Bankacılık sektöründeki geleneksel düzenleyici ortam, daha hızlı bir dijitalleşme süreci için ciddi bir engel teşkil ediyor. Sürekli olarak değişen uyumluluk kurallarında hareket etmek için bankalar, gereksinimler değiştikçe uyum sağlayabilen esnek raporlama yeteneklerine sahip bulut tabanlı platformlara da yöneliyor. Bulut alanındaki teknolojik gelişme ve yeterlilikler de özellikle dijital banka lisansına sahip işletmeler için ciddi bir fırsat yaratıyor.
Dijital bankacılığın geleceği nasıl şekillenecek ve bu süreçte hangi faktörler etkili olacak?
Önümüzdeki 10 yıl, dijital bankacılığın da desteğiyle bankacılık sektöründe bir önceki yüzyıldan daha fazla değişime tanık olacağımız kesin. Bilindiği üzere teknoloji bir etkidir, ancak demografik, sosyo-ekonomik, düzenleyici ve çevresel değişiklikleri kapsayan bir dizi birbiriyle ilişkili, yapısal faktörden de yalnızca biridir. İnsanlar daha uzun ve daha sağlıklı yaşayacak, paylaşım ekonomisine katılacak ve daha sık iş değiştirecek ve bugün yaşayan insanlardan çok daha zengin olacak.

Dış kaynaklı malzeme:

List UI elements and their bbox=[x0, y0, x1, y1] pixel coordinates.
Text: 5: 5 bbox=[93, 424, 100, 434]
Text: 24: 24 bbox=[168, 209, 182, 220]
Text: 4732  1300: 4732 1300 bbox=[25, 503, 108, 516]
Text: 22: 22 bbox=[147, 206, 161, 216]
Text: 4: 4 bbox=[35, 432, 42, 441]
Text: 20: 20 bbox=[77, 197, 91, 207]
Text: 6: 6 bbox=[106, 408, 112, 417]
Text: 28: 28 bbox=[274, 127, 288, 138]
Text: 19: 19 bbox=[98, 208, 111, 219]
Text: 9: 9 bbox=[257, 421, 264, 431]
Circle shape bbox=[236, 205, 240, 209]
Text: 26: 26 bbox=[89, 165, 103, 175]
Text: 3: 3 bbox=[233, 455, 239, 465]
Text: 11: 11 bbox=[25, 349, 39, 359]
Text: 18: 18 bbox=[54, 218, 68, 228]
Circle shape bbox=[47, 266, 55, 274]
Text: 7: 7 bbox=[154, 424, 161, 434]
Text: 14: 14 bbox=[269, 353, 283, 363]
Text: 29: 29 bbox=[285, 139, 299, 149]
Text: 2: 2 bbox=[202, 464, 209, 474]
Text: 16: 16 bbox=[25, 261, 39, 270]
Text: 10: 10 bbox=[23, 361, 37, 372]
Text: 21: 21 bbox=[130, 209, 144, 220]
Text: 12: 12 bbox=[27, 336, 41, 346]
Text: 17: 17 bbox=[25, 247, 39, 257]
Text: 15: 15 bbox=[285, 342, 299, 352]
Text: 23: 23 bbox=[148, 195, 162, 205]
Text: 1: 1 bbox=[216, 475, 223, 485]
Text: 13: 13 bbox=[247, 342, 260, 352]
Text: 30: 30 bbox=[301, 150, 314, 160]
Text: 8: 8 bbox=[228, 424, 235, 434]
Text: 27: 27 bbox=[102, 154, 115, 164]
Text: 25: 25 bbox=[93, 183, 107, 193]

KPMG tarafından açıklanan bu alandaki dört önemli başlık ise veri, iş modelleri, düzenleme (regülasyon) ve teknoloji olarak sıralanıyor. Veri ve teknoloji zaten bu işin olmazsa olmazları olarak görülebilir. Dijital banka girişimleri ancak doğru kurgulanacak bir iş modeliyle başarılı olup yollarına devam edebilir. Ayrıca bu diğer sektörlerden şirketlerin, sektörel sınırları belirsizleştirerek finansal hizmetleri kendi ürünleriyle birleştirmeye başlamasını da sağlayacaktır.
Düzenleme yani regülasyon tarafında ise hükümet ve düzenleyici kurumların riskleri belirlemek ve yönetmek ve daha geniş bir evrende faaliyetleri düzenlemek için yeni iş yapma yollarına karşı duyarlı olmak zorunda kalacaklarını görüyoruz. Buradaki değerlendirmeler ise tüketicilerin ne kadar iyi korunduğu bir sistem kurulduğuyla değerlendirilecektir.
Ezcümle, değişim çok hızlı bir şekilde sürüyor. Bu alanda en büyük etkiye sahip olacak teknolojiler yapay zekâ, blok zinciri, biyometri, 5G, bulut bilişim, nesnelerin interneti (IoT), artırılmış ve sanal gerçeklik (AR/VR) ve kuantum bilişim olacak. Bu başlıklarda başarılı olan dijital banka kurumları da öne plana çıkmayı başaracak.